Many parents have accused contractors of cutting corners when building the classrooms, resulting in schools that could not withstand the 7.9-magnitude quake. Pictures of collapsed schools surrounded by buildings still standing have fueled anger.
More than 270 students died when one high school collapsed in Juyuan, near Dujiangyan. The Southern Metropolis News quoted a rescuer as saying that rubble from the school showed that no steel reinforcing bars had been used in construction, only iron wire.
Yesterday’s protest happened while Chinese leader Li Chang-chun (李長春), the country’s fifth-ranked ruler, was touring the city.
The official Xinhua news agency said Li was checking heritage sites damaged in the earthquake.
An official from the foreign affairs office of the local government, Zao Ming, said: “This is not a good place to do interviews ... In a disaster like this, there will be a lot of opinions. The government will solve their problems.”
There were several Japanese reporters at the courthouse. One witness who did not want to be identified said the police told the parents: “The Japanese are reporting bad things about you.”

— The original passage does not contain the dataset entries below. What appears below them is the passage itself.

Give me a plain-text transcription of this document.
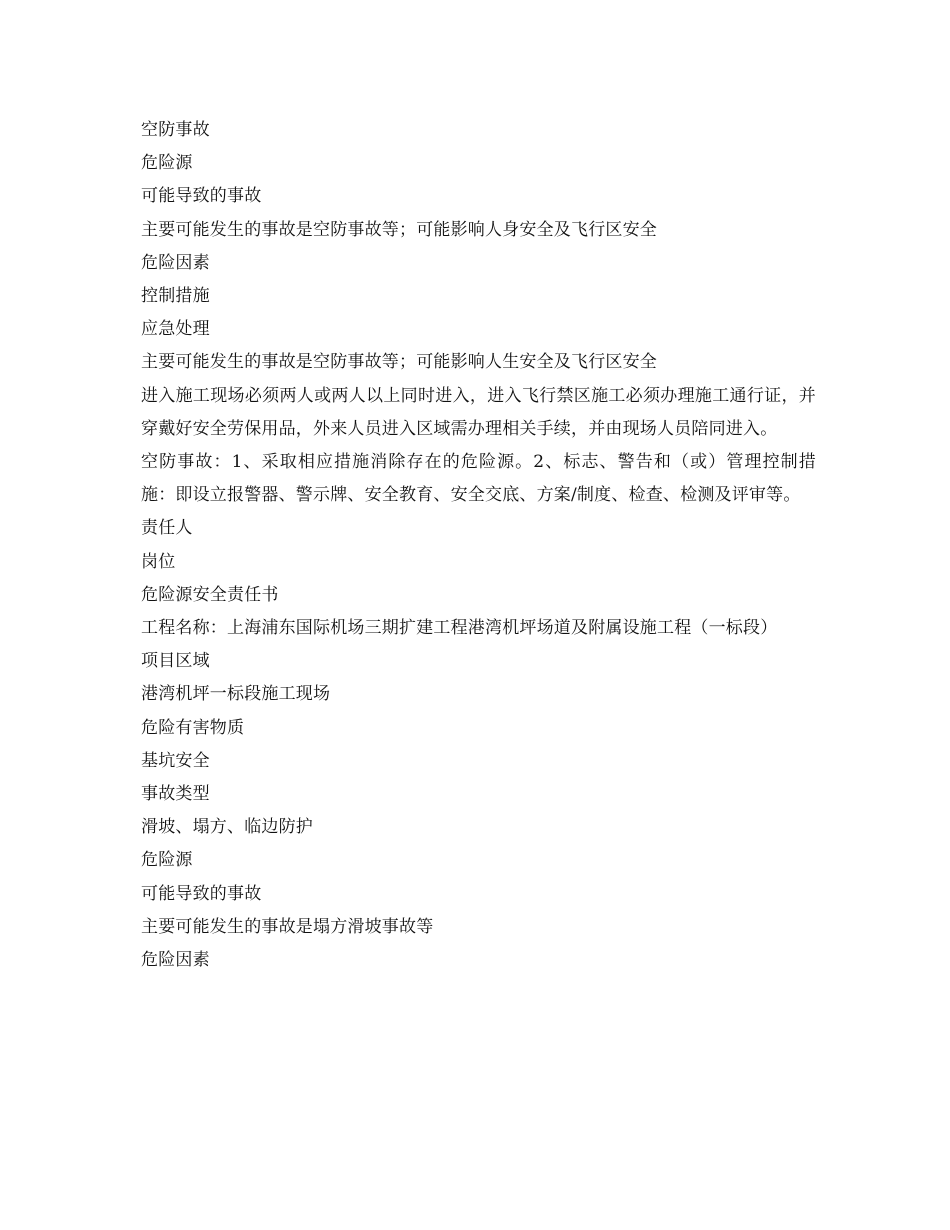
空防事故
危险源
可能导致的事故
主要可能发生的事故是空防事故等；可能影响人身安全及飞行区安全
危险因素
控制措施
应急处理
主要可能发生的事故是空防事故等；可能影响人生安全及飞行区安全
进入施工现场必须两人或两人以上同时进入，进入飞行禁区施工必须办理施工通行证，并穿戴好安全劳保用品，外来人员进入区域需办理相关手续，并由现场人员陪同进入。
空防事故：1、采取相应措施消除存在的危险源。2、标志、警告和（或）管理控制措施：即设立报警器、警示牌、安全教育、安全交底、方案/制度、检查、检测及评审等。
责任人
岗位
危险源安全责任书
工程名称：上海浦东国际机场三期扩建工程港湾机坪场道及附属设施工程（一标段）
项目区域
港湾机坪一标段施工现场
危险有害物质
基坑安全
事故类型
滑坡、塌方、临边防护
危险源
可能导致的事故
主要可能发生的事故是塌方滑坡事故等
危险因素
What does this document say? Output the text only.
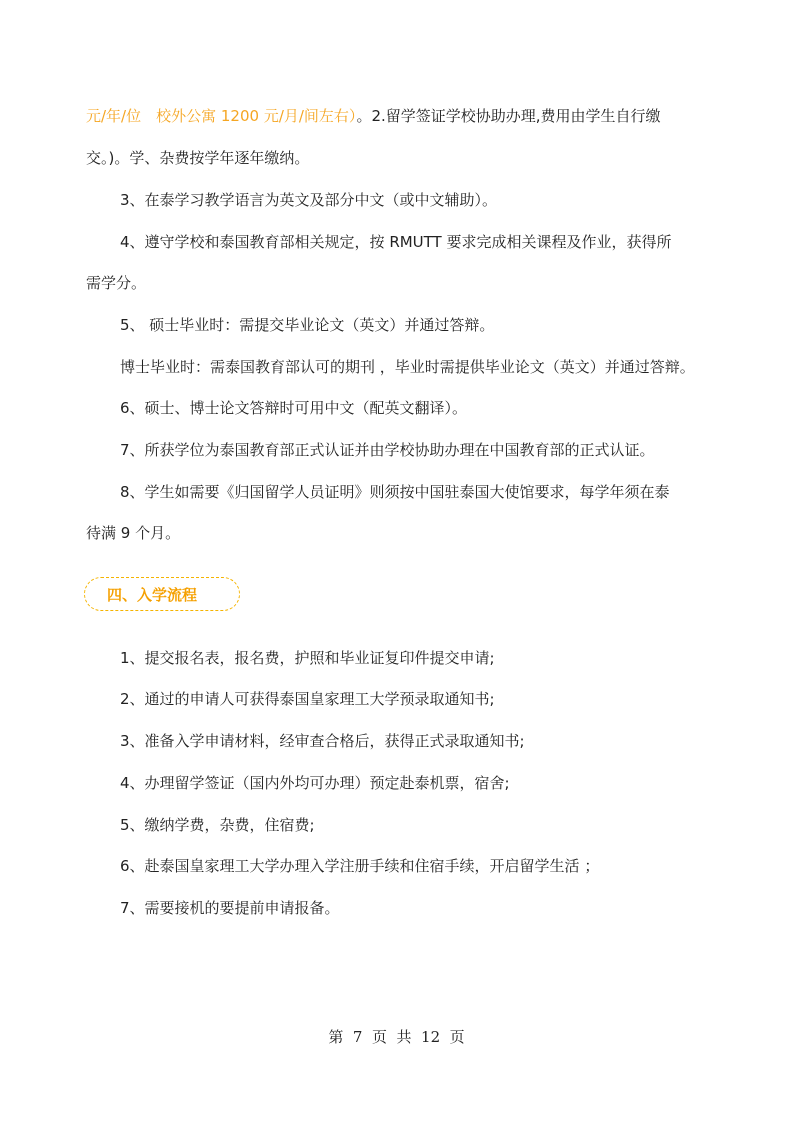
元/年/位　校外公寓 1200 元/月/间左右）。2.留学签证学校协助办理,费用由学生自行缴
交。)。学、杂费按学年逐年缴纳。
3、在泰学习教学语言为英文及部分中文（或中文辅助）。
4、遵守学校和泰国教育部相关规定，按 RMUTT 要求完成相关课程及作业，获得所
需学分。
5、 硕士毕业时：需提交毕业论文（英文）并通过答辩。
博士毕业时：需泰国教育部认可的期刊 ，毕业时需提供毕业论文（英文）并通过答辩。
6、硕士、博士论文答辩时可用中文（配英文翻译）。
7、所获学位为泰国教育部正式认证并由学校协助办理在中国教育部的正式认证。
8、学生如需要《归国留学人员证明》则须按中国驻泰国大使馆要求，每学年须在泰
待满 9 个月。
四、入学流程
1、提交报名表，报名费，护照和毕业证复印件提交申请;
2、通过的申请人可获得泰国皇家理工大学预录取通知书;
3、准备入学申请材料，经审查合格后，获得正式录取通知书;
4、办理留学签证（国内外均可办理）预定赴泰机票，宿舍;
5、缴纳学费，杂费，住宿费;
6、赴泰国皇家理工大学办理入学注册手续和住宿手续，开启留学生活 ；
7、需要接机的要提前申请报备。
第  7  页  共  12  页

A reporter and two photographers covering the protest were forcibly dragged up the steps into the courthouse by police trying to prevent them from seeing the demonstration.
The confirmed death toll for China’s worst disaster in three decades was 69,019, and more than 18,000 people are still missing, the government said. The quake also left 5 million people homeless.
Meanwhile, Xinhua said authorities have delayed for two days a bid to divert water from a huge lake formed when the quake sent landslides tumbling into a river in Beichuan in northern Sichuan.
Water levels in the lake had been rising steadily and threatened to flood surrounding areas, prompting authorities to evacuate nearly 200,000 people already uprooted by the quake.
But Xinhua said with little rain forecast for the next several days, rescue workers were not likely to start draining off the water until tomorrow. The work had been expected to start yesterday.
Workers have already used heavy earth-moving equipment to dig a runoff channel to remove the water. The government is worried the newly formed lake could burst, sending a wall of water through a valley.
In an indication of how difficult rescue conditions are in parts of Sichuan, there is still no sign of a helicopter that crashed nearly three days ago while ferrying survivors. Thousands of soldiers have been combing remote mountains in search of the military helicopter.
The Russian-designed Mi-171 transport was carrying 19 people, 14 of them people injured in the quake, when it flew into fog and turbulence and crashed on Saturday near the epicenter of the quake in the town of Wenchuan, state media reported.